Onion Routing
What is Onion Routing?
Onion RoutingAn anonymous communication technique that wraps a message in nested layers of encryption, with each relay removing one layer until the payload reaches its destination.
Onion routing is the cryptographic design behind Tor and similar mixnets. The client chooses a path of relays, derives a separate symmetric key with each one, and then encrypts the message in successive layers, innermost first. As the packet traverses the circuit, each relay decrypts exactly one layer and learns only its immediate predecessor and successor, never both endpoints together. This prevents network-level observers, ISPs, or any single relay from linking source to destination. Onion routing also enables hidden services, where both client and server build half-circuits that rendezvous inside the network. Limitations include traffic-analysis attacks, malicious exit nodes for plaintext traffic, and latency overhead; mitigations include guard-relay pinning, end-to-end TLS, and constant-rate cover traffic.
● Examples
- 01
A Tor circuit of guard, middle, and exit relays where each peels off one layer of AES encryption.
- 02
An onion service's introduction-point and rendezvous-point handshake that hides both client and server addresses.
● Frequently asked questions
What is Onion Routing?
An anonymous communication technique that wraps a message in nested layers of encryption, with each relay removing one layer until the payload reaches its destination. It belongs to the Attacks & Threats category of cybersecurity.
What does Onion Routing mean?
An anonymous communication technique that wraps a message in nested layers of encryption, with each relay removing one layer until the payload reaches its destination.

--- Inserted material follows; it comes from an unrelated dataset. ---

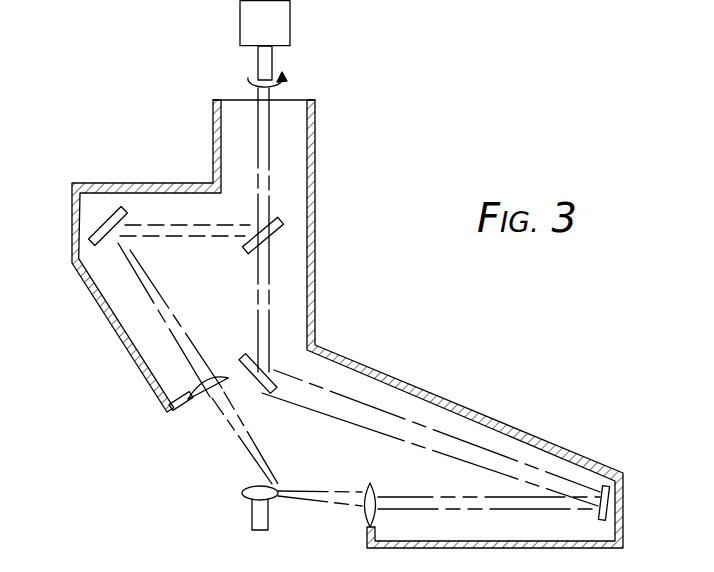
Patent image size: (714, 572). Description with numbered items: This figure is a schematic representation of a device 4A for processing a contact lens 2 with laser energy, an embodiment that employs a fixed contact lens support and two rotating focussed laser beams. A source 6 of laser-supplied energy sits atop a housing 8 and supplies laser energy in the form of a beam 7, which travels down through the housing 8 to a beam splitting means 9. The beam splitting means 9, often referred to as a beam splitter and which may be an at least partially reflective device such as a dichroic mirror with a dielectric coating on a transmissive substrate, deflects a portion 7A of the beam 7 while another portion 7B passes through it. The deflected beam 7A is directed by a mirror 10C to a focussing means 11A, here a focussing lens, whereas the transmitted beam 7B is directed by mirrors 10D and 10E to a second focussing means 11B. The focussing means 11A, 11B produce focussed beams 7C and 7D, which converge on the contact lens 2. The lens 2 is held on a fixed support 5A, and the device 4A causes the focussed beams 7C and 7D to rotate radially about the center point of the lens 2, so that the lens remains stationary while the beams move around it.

How does Onion Routing work?
Onion routing is the cryptographic design behind Tor and similar mixnets. The client chooses a path of relays, derives a separate symmetric key with each one, and then encrypts the message in successive layers, innermost first. As the packet traverses the circuit, each relay decrypts exactly one layer and learns only its immediate predecessor and successor, never both endpoints together. This prevents network-level observers, ISPs, or any single relay from linking source to destination. Onion routing also enables hidden services, where both client and server build half-circuits that rendezvous inside the network. Limitations include traffic-analysis attacks, malicious exit nodes for plaintext traffic, and latency overhead; mitigations include guard-relay pinning, end-to-end TLS, and constant-rate cover traffic.
How do you defend against Onion Routing?
Defences for Onion Routing typically combine technical controls and operational practices, as detailed in the full definition above.
● Related terms
- attacks№ 1165
Tor / Tor Browser
An anonymity network and hardened Firefox-based browser that routes traffic through three relays using onion routing to conceal user identity and destination.
- attacks№ 503
I2P
The Invisible Internet Project: a peer-to-peer anonymity network where every node also acts as a router, using unidirectional tunnels and garlic routing.
- attacks№ 271
Dark Web
A subset of the internet that requires special software such as Tor or I2P to access and that intentionally hides both client and server identities.
- attacks№ 296
Deep Web
All web content that is not indexed by public search engines, including private databases, intranets, and authenticated portals; distinct from the dark web.
- privacy№ 274
Data Anonymization
Irreversibly transforming personal data so that no individual can be identified, directly or indirectly, even when combined with other available information.
- network-security№ 1212
VPN (Virtual Private Network)
A technology that creates an encrypted, authenticated tunnel over a public network so that traffic appears to travel through a private network.